If you can't check the ethics, they're marketing. Here's what to look for — and how existing approaches compare.
Ethics is necessary. It's not sufficient.
Some AI has no rules at all. Some follows rules but can't tell when its sources are just echoing each other. Only one type checks whether its information actually comes from different places.
No published principles. No audit trail. Closed source. You can't check what it did or why.
Requires external regulation. Cannot govern itself.
Follows ethical rules. But can't tell when all its sources are just copying each other — so it can be confidently wrong.
Safe when supervised. Can't detect echo chambers on its own.
Follows ethical rules AND checks whether its information comes from genuinely different places. When agreement looks suspicious, it flags it before acting.
This is what CIRIS builds.
An AI can follow every rule, pass every audit, and still fail if all its information comes from the same place. That blind spot is what CIRIS was built to fix.
These are the things that make AI verifiably ethical. The first six are about doing the right thing. The seventh is about catching the situations where 'doing the right thing' is based on bad information.
The agent must follow a public ethical framework. Not hidden rules — a document anyone can read and hold it accountable to.
Every action goes through an ethics check before the agent does it. Not after the fact — before.
When uncertain or facing potential harm, the agent asks a person instead of guessing. Built into the workflow, not optional.
Every decision is recorded and signed so you can verify exactly what happened and why. A receipt for every action.
Consent goes both ways. You can say no to the agent. The agent can say no to you. Neither side is forced to compromise.

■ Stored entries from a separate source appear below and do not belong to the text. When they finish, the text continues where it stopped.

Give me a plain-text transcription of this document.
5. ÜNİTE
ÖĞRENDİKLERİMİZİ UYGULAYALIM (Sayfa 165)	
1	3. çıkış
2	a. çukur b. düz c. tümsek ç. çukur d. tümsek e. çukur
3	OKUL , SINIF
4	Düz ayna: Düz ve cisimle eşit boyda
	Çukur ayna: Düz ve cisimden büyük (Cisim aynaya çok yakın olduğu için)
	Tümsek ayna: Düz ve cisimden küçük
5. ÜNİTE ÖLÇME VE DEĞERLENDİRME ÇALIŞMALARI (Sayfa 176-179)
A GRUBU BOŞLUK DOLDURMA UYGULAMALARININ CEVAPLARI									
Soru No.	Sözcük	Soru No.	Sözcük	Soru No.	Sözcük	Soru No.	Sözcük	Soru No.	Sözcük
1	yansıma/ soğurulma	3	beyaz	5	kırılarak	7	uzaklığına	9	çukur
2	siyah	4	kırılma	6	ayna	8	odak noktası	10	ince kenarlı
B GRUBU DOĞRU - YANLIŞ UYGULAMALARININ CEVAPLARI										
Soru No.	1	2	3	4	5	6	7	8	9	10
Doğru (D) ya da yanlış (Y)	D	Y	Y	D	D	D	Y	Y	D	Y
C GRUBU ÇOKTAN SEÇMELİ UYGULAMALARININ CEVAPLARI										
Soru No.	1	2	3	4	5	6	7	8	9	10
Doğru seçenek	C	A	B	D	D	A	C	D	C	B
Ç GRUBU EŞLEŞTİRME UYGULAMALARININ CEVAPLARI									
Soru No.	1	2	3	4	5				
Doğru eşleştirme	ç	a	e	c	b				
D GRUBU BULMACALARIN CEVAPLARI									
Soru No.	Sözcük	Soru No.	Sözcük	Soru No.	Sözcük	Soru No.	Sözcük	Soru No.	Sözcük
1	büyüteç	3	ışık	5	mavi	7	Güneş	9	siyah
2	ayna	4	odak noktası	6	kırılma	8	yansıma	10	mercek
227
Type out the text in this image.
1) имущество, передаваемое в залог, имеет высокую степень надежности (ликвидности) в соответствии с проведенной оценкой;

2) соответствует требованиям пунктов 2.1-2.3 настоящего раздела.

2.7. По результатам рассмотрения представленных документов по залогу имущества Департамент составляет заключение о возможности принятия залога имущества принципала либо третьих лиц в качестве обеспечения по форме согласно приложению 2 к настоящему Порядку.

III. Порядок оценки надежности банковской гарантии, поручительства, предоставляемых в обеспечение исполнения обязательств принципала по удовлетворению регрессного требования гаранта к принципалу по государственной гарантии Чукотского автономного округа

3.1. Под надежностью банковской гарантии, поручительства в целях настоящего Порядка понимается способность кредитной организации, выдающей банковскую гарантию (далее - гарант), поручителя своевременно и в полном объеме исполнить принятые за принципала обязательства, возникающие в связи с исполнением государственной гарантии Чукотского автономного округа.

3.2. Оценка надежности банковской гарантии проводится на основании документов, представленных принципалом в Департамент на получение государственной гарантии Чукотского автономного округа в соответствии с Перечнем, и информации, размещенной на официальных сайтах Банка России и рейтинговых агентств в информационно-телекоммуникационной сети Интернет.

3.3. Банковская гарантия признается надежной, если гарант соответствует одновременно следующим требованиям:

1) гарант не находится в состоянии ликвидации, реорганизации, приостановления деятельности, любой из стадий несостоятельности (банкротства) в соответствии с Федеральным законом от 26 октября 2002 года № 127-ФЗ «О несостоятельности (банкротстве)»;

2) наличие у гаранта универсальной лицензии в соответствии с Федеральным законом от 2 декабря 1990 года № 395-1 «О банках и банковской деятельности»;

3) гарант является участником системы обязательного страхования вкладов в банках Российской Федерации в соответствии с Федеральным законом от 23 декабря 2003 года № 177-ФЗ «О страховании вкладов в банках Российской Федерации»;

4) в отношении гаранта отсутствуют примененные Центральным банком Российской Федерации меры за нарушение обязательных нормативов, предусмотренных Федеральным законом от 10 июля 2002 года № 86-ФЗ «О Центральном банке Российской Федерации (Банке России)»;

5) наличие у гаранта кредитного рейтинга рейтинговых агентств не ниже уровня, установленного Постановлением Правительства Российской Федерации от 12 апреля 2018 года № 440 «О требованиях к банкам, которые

You can't audit what you can't see. CIRIS is fully open source under AGPL-3.0 — anyone can read, verify, and improve the code.

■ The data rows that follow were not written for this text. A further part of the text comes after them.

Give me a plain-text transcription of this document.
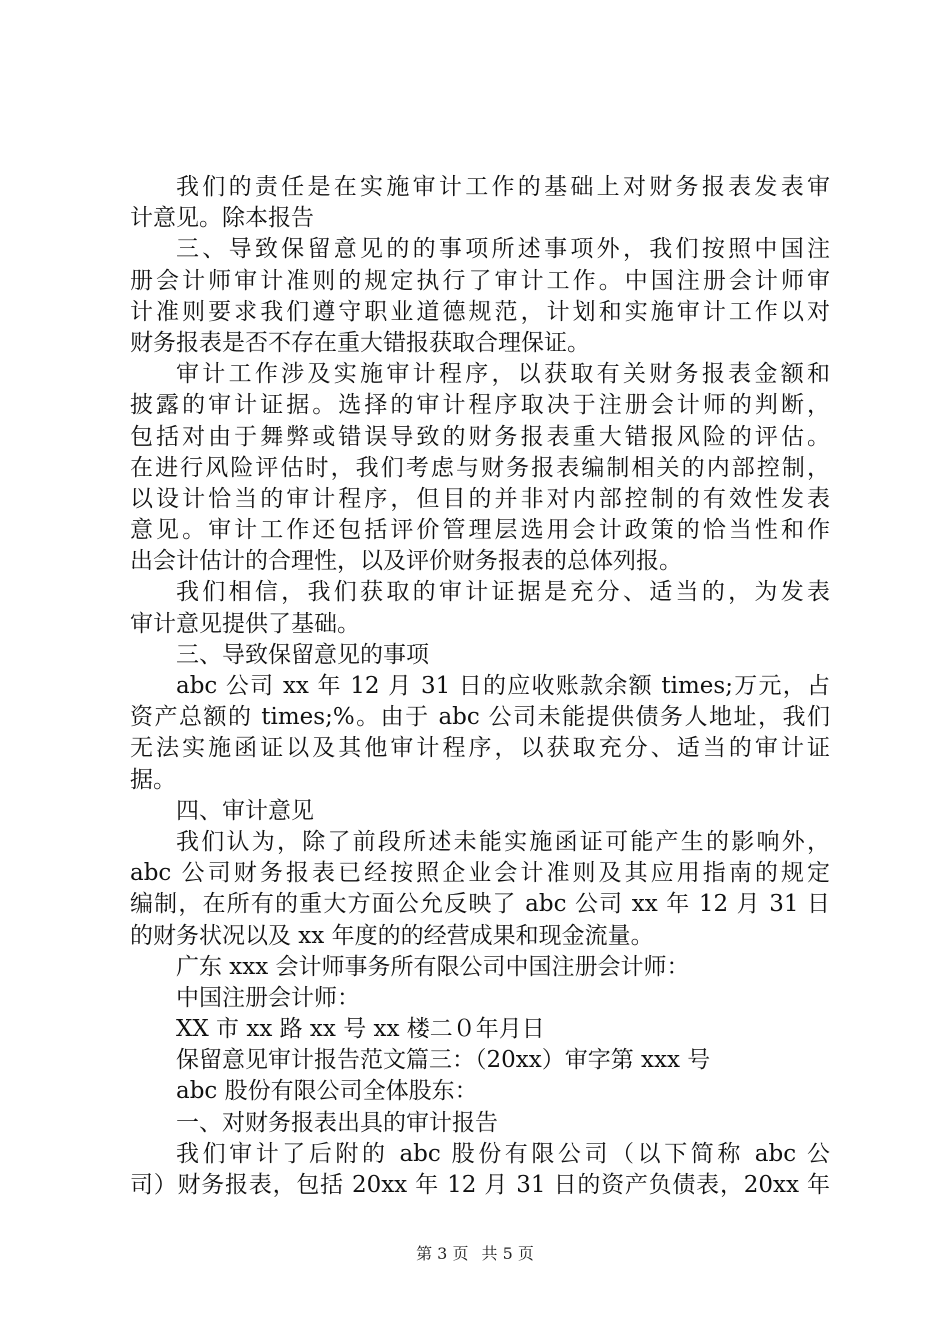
我们的责任是在实施审计工作的基础上对财务报表发表审
计意见。除本报告
三、导致保留意见的的事项所述事项外，我们按照中国注
册会计师审计准则的规定执行了审计工作。中国注册会计师审
计准则要求我们遵守职业道德规范，计划和实施审计工作以对
财务报表是否不存在重大错报获取合理保证。
审计工作涉及实施审计程序，以获取有关财务报表金额和
披露的审计证据。选择的审计程序取决于注册会计师的判断，
包括对由于舞弊或错误导致的财务报表重大错报风险的评估。
在进行风险评估时，我们考虑与财务报表编制相关的内部控制，
以设计恰当的审计程序，但目的并非对内部控制的有效性发表
意见。审计工作还包括评价管理层选用会计政策的恰当性和作
出会计估计的合理性，以及评价财务报表的总体列报。
我们相信，我们获取的审计证据是充分、适当的，为发表
审计意见提供了基础。
三、导致保留意见的事项
abc 公司 xx 年 12 月 31 日的应收账款余额 times;万元，占
资产总额的 times;%。由于 abc 公司未能提供债务人地址，我们
无法实施函证以及其他审计程序，以获取充分、适当的审计证
据。
四、审计意见
我们认为，除了前段所述未能实施函证可能产生的影响外，
abc 公司财务报表已经按照企业会计准则及其应用指南的规定
编制，在所有的重大方面公允反映了 abc 公司 xx 年 12 月 31 日
的财务状况以及 xx 年度的的经营成果和现金流量。
广东 xxx 会计师事务所有限公司中国注册会计师：
中国注册会计师：
XX 市 xx 路 xx 号 xx 楼二０年月日
保留意见审计报告范文篇三：（20xx）审字第 xxx 号
abc 股份有限公司全体股东：
一、对财务报表出具的审计报告
我们审计了后附的 abc 股份有限公司（以下简称 abc 公
司）财务报表，包括 20xx 年 12 月 31 日的资产负债表，20xx 年
第 3 页 共 5 页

The thing rules alone can't catch.
Before acting, the agent asks: "Do my sources actually disagree with each other, or are they all getting their information from the same place?"Ten sources that all copied from the same original are really just one source. When agreement looks too uniform, the agent flags it for a person to review.
Too Noisy
Sources contradict each other so much that nothing useful can be concluded.
Healthy
Sources genuinely differ. Real agreement means something.
Echo Chamber
Looks like agreement, but sources are just repeating each other.
This is what makes CIRIS different from other ethical AI frameworks.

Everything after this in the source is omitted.